Nevertheless the effect this has is that edit mode has to presume that the meshdata might at any point be being read by an outside system, where realtime feedback is desired.
You might possibly be able to have edit mode detect if the mesh is being used by an outside influence and thus not update the meshdata during the edit - allowing a faster method that you describe to be used. But that would introduce a lot of dependencies and links between systems that you generally want to avoid. The only way to speed up edit mode and avoid that, would be to tweak the meshdata data structure and have it structured in such a way that modifying (writing) a chunk of it, is as fast of a process as possible, growing in computation time as little as it can as the the list of verities/faces/edges grows. I don’t have enough information though to know how hard that would be, if it’s actually already the case, or if it’s just prohibitive given blender’s internal data structures.
there is a simple question:
Relevant applications similar to blender are able to manage heavy geometries in a fluid way. Setting aside psychological theories about what is possible and what cannot be done …
How do these software alternatives manage everything smoothly without too many problems?
That is the question indeed. Reading Antaioz’s comments, the prospect of getting vast improvements on mesh editting speed seems rather slim. But at some point we have to move beyond, ‘it’s too complex, can’t be done’, right? Perhaps I’m respresentative of a relatively small user base that works with high poly 3D scans, but the demand for fast editting high poly meshes has increased a lot in my field (archaeology), and I think this is the case across the board since it has become so easy to make 3D scans with photogrammetry. Even though there’s specialised software for that, I work at a university and prefer to use (and teach) open source software where possible.
So is the only solution really to completely redesign large parts of Blender? Why is sculpting so much faster? It’s also basically just moving vertices around… I know it’s a different system, but can’t the edit system in some way be based on whatever is in sculpting? Or should we get another ‘mode’, like ‘high poly edit mode’, that is seperate from the main edit mode, so it doesnt have all these dependencies to take into account?
I just tested it, Sculpt mode doesn’t update the scene meshdata - this is likely the primary reason.

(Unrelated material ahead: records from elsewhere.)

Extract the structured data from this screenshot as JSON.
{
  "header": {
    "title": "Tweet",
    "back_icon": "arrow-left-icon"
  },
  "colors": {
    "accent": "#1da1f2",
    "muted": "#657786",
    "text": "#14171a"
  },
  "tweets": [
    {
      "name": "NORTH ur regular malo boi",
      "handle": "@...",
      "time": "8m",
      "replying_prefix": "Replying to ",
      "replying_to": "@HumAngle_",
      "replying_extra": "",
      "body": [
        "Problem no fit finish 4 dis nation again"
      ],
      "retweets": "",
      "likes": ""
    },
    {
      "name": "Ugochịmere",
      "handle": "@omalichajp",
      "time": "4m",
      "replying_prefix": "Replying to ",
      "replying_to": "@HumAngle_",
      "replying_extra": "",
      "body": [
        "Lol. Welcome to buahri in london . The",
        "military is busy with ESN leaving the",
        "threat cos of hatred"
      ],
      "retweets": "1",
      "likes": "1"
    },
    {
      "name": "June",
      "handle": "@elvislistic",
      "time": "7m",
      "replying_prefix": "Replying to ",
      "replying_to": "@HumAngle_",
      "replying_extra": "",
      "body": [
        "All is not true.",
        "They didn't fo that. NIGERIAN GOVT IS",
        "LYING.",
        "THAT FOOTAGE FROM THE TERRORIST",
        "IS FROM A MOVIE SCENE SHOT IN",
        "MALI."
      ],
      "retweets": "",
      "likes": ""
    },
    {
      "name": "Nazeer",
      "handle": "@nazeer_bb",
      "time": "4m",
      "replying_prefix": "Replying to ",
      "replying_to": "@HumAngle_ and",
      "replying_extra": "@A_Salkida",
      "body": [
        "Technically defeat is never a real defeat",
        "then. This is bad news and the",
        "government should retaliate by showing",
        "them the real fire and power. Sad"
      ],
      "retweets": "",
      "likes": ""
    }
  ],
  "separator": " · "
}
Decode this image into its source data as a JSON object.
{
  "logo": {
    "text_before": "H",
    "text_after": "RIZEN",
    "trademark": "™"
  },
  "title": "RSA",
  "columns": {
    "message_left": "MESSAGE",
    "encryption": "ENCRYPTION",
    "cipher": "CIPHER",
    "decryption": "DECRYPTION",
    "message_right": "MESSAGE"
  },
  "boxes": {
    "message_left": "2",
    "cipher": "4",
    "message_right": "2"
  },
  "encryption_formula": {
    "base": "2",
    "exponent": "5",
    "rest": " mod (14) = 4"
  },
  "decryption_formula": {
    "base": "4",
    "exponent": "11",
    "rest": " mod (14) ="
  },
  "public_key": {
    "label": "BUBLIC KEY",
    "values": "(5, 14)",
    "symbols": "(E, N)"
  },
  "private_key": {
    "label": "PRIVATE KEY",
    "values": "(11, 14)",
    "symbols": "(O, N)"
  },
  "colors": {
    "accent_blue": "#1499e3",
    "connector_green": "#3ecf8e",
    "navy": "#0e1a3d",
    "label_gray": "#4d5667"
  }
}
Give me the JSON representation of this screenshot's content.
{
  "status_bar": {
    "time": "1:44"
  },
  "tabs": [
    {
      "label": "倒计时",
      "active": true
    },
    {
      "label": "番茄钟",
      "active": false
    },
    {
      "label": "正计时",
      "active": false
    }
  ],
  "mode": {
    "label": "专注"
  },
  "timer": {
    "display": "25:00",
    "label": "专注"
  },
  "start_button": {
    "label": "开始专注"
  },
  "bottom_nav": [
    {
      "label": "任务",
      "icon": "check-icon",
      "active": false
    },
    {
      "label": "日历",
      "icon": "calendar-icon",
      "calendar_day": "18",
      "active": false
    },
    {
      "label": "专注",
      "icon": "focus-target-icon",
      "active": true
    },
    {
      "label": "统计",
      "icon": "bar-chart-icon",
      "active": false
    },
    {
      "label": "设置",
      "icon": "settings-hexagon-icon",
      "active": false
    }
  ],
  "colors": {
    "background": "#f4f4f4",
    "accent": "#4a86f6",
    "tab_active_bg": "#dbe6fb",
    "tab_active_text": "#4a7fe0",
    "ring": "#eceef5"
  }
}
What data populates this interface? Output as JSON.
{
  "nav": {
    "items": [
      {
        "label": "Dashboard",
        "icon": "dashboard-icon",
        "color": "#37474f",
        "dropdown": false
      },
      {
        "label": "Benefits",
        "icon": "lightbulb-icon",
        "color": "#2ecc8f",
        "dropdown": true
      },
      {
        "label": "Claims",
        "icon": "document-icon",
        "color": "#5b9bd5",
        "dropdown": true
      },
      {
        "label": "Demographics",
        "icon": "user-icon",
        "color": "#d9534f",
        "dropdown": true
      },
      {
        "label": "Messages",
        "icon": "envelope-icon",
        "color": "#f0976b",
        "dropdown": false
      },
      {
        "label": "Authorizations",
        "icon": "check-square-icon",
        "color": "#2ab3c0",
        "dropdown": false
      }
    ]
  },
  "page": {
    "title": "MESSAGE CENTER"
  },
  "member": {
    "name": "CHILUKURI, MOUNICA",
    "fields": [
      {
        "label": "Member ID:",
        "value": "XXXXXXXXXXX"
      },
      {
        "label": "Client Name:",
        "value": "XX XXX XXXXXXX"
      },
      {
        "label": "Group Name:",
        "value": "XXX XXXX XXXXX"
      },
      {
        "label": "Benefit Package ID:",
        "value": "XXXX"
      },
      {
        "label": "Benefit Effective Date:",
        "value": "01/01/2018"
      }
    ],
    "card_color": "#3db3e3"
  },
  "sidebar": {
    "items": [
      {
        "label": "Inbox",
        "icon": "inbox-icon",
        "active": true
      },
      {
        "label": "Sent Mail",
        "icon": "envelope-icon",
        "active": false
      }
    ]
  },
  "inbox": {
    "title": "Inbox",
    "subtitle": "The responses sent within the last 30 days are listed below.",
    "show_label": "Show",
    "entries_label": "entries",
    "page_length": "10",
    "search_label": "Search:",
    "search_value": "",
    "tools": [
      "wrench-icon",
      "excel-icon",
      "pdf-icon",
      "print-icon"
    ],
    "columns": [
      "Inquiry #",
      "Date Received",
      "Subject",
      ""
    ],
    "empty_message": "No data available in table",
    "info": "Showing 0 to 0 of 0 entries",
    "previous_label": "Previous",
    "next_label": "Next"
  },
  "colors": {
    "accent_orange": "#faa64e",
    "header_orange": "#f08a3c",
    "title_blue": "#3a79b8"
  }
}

(You can test this by having something shrinkwrap to the object you’re sculpting on, you’ll notice the shrinkwrapped mesh won’t move whilst you’re sculpting the target mesh)
As for the question, I return to my previous statement
I never stated it couldn’t be done, merely that it’s not likely to be easy, and there are many more considerations than seem to be given credit that should be taken into account. It’s not simply a case of seeing other software and saying “they can do it why can’t we?”.
A “high poly edit mode” would probably be better as just an edit mode setting of some sort, like the snapping toggle. The thing is, even once you’ve disconnected the mesh data from the scene (which itself is a task since I think currently edit mode just interacts with the mesh data directly, instead of using a series of summed delta transforms, a copy of the data, or some other system), you still have to develop and implement the data structures and systems to edit it and save it quickly. And whether that is a priority versus the work involved is the deciding factor.